Os pacientes eram separados por sexo, idade e características físicas. Como o Colônia não tratava apenas pessoas da cidade, muitas vinham de fora, desembarcando de trem. Em 1933, o escritor Guimarães Rosa, que trabalhou brevemente como médico no Colônia, chamou aquilo de “trem de doido”. Anos depois, o cenário rendeu comparações inevitáveis com os campos de concentração nazistas, já que eles também eram abastecidos com trens.



Os paralelos com os campos nazistas não paravam aí. Estima-se que 70% dos internados não apresentavam registro de doença mental.

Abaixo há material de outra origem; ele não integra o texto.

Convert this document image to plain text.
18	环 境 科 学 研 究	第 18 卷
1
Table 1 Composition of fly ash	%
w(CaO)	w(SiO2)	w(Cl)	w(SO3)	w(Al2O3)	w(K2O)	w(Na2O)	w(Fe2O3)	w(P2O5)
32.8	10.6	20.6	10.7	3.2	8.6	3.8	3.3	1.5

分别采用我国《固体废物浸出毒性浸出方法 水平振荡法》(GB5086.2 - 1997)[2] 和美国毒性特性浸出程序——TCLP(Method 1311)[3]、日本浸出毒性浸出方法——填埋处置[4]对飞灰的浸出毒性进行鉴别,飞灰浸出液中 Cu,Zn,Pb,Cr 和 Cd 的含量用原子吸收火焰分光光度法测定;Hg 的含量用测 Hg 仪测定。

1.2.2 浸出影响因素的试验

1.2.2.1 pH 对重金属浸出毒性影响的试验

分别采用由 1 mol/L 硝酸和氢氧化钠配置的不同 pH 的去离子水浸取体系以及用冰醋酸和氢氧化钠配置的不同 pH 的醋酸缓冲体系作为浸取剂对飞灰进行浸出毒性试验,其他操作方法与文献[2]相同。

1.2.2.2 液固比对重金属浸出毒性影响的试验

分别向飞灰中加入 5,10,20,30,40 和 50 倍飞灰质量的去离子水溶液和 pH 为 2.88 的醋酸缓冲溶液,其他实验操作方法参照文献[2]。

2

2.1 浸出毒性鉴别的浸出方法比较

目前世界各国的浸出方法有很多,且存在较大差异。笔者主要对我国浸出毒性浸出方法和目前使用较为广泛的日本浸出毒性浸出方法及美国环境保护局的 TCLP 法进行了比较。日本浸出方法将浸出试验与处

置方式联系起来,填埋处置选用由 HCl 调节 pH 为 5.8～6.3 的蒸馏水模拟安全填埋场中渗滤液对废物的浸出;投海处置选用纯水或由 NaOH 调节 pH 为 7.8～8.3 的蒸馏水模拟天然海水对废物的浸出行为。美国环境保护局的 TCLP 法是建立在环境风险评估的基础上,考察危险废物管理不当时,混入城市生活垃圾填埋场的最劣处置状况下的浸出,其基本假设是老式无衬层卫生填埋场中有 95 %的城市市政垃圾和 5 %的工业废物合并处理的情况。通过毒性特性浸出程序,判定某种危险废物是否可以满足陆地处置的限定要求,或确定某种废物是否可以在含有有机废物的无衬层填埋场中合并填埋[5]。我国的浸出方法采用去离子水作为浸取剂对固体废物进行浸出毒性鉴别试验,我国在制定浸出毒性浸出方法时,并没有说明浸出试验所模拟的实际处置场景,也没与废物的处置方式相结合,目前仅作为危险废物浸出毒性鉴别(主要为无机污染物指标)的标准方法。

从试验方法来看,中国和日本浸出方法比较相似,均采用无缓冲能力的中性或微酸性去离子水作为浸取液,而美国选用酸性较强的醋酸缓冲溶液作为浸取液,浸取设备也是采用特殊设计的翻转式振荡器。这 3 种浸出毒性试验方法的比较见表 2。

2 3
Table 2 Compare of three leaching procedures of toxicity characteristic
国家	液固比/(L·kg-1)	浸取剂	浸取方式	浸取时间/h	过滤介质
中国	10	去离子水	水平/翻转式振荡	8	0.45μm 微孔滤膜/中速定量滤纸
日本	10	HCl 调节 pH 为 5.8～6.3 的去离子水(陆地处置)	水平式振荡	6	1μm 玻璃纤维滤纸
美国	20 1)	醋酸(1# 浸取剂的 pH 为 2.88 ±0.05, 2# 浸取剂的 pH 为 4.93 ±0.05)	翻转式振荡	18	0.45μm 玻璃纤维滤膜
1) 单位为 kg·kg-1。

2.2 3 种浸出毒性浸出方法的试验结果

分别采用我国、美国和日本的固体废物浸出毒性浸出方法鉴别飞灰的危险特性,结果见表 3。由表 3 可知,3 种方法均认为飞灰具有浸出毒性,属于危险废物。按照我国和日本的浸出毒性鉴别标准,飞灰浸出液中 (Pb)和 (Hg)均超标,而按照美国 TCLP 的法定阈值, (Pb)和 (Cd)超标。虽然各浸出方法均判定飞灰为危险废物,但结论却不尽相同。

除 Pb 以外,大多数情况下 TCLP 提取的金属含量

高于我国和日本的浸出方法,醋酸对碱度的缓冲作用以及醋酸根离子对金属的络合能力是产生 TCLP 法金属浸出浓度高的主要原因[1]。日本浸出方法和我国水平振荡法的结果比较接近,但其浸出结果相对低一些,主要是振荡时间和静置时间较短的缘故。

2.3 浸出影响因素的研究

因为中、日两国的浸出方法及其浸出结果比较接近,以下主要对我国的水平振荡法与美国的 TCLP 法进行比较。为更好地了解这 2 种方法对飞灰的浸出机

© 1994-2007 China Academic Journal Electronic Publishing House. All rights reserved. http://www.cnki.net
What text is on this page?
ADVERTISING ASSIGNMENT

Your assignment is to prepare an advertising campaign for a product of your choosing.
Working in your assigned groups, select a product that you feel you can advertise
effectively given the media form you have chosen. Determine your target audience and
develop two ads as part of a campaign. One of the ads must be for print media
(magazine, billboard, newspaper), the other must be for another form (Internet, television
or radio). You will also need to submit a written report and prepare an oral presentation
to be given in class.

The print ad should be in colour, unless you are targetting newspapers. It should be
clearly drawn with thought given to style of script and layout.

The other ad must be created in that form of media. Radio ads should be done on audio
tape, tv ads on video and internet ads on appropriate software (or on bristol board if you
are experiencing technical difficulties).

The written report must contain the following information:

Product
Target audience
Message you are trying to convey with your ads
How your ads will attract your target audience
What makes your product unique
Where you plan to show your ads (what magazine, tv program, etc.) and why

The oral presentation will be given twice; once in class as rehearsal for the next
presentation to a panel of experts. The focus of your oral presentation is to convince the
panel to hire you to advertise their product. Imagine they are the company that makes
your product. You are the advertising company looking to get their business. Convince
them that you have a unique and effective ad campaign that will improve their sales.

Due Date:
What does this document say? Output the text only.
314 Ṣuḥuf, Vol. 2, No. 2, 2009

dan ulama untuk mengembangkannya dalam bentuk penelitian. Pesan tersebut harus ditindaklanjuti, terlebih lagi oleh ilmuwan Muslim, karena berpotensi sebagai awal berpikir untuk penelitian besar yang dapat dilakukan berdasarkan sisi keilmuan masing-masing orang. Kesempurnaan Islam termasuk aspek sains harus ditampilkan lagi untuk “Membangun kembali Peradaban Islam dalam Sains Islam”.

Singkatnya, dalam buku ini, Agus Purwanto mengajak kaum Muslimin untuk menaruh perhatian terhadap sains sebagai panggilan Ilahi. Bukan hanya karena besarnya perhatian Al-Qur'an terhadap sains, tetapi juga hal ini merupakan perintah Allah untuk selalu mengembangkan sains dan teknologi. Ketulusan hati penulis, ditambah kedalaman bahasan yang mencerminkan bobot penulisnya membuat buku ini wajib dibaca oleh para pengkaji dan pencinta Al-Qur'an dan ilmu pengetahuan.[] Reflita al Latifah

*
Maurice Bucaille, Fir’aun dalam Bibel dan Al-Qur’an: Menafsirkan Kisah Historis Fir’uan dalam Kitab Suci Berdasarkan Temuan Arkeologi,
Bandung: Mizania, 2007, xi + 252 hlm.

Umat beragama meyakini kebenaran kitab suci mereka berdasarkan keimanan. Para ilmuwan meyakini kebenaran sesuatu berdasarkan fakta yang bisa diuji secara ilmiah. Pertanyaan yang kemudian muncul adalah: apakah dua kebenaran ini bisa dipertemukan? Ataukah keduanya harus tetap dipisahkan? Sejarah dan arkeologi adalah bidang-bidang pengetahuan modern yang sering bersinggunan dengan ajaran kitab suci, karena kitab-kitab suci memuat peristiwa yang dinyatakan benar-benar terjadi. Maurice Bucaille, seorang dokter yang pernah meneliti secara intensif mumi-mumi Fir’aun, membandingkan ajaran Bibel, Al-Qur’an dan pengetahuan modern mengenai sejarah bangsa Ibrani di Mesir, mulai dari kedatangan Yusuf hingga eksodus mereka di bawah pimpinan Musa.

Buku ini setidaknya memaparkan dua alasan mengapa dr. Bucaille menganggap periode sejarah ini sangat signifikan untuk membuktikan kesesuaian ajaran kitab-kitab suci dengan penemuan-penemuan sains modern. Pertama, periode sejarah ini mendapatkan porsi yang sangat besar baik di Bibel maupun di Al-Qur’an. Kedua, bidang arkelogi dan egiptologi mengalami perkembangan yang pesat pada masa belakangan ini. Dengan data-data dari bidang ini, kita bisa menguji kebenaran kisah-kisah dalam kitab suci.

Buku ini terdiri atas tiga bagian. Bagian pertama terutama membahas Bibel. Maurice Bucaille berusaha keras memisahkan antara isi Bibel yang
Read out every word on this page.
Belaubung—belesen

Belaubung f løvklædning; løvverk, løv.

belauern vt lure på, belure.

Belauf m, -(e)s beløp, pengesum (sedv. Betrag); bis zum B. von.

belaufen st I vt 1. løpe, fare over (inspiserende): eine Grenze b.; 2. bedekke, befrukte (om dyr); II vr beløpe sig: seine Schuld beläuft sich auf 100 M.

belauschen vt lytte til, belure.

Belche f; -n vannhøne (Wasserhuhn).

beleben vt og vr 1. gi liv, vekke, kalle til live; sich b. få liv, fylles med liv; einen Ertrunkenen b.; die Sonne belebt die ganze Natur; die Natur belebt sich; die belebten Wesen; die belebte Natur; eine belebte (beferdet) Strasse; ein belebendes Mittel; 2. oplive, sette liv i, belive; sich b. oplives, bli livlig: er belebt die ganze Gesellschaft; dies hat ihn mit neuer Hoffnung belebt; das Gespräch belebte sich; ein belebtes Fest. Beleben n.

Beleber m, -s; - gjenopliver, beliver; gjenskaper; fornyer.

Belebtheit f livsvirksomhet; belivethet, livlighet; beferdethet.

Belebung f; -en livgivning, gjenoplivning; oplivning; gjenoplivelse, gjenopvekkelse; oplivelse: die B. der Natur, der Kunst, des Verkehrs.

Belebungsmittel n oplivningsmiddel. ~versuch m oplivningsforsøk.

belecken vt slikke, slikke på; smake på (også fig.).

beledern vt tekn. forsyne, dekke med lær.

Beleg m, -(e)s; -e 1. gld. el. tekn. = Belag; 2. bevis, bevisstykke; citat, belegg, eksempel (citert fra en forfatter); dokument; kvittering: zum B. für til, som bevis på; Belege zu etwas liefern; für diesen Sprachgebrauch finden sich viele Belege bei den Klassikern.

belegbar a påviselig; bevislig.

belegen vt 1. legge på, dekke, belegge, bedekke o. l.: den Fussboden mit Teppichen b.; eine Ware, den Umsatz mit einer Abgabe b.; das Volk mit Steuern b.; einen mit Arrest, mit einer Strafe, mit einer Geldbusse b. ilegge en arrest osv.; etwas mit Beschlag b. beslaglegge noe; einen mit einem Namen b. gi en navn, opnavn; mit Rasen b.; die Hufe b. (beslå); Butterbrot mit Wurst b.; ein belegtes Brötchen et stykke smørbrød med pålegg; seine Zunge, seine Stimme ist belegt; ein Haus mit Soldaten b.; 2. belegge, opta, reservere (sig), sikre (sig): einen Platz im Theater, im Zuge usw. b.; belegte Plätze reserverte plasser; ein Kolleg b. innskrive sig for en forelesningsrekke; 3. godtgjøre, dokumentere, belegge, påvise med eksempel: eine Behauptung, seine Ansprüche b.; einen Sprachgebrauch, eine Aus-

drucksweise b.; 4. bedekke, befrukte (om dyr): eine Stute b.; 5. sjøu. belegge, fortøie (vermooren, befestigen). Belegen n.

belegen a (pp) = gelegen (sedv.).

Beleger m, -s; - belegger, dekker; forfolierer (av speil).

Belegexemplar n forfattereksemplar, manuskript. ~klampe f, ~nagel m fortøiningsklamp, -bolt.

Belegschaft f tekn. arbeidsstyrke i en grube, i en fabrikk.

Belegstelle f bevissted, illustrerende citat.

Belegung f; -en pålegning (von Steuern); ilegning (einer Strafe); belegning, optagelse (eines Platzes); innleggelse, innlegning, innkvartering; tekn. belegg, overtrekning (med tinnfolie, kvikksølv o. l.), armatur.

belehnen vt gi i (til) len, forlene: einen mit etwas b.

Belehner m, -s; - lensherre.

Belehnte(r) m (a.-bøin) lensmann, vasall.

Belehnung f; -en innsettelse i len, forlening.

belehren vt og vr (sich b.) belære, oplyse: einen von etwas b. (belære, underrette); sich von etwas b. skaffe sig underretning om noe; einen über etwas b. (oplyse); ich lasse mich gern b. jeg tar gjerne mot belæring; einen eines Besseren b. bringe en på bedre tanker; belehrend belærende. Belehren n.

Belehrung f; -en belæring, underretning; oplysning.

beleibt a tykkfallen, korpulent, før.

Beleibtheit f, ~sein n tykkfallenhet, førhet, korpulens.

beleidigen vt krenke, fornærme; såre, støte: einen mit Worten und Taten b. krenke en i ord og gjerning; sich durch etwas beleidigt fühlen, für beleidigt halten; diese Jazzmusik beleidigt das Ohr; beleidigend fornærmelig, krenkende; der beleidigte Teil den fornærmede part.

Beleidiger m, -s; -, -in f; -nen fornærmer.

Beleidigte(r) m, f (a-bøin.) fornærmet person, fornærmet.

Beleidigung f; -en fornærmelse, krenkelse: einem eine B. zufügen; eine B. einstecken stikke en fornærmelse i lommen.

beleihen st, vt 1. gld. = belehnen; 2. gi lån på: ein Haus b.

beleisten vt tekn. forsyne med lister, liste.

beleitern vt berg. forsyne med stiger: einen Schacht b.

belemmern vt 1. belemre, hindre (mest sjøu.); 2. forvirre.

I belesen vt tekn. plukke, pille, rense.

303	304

Eram gays, alcoólatras, militantes políticos, mães solteiras, mendigos,  negros, pobres, índios, pessoas sem documento etc. De hospital psiquiátrico, a instituição virou depósito de gente indesejada. Uma mulher chegou a ser internada porque tinha tristeza! 




O hospital poderia receber até 200 pessoas, mas chegou a ter 5 mil. Para comportar tanta gente e abrir espaço, o Colônia trocou camas por capim. A desumanização se espalhava pelos 16 pavilhões, onde  faltavam água encanada e alimentos. Muitos internos bebiam e se banhavam no esgoto a céu aberto. Com uma sucessão de maus-tratos, frio e fome, muitos não resistiam.




Percebendo que o cemitério municipal já não comportava o número cada vez mais alto de mortos no Colônia, funcionários do hospital começaram a traficar corpos para faculdades de medicina, que os usavam  em aulas de anatomia. Se a procura era baixa, os mortos eram dissolvidos em ácido.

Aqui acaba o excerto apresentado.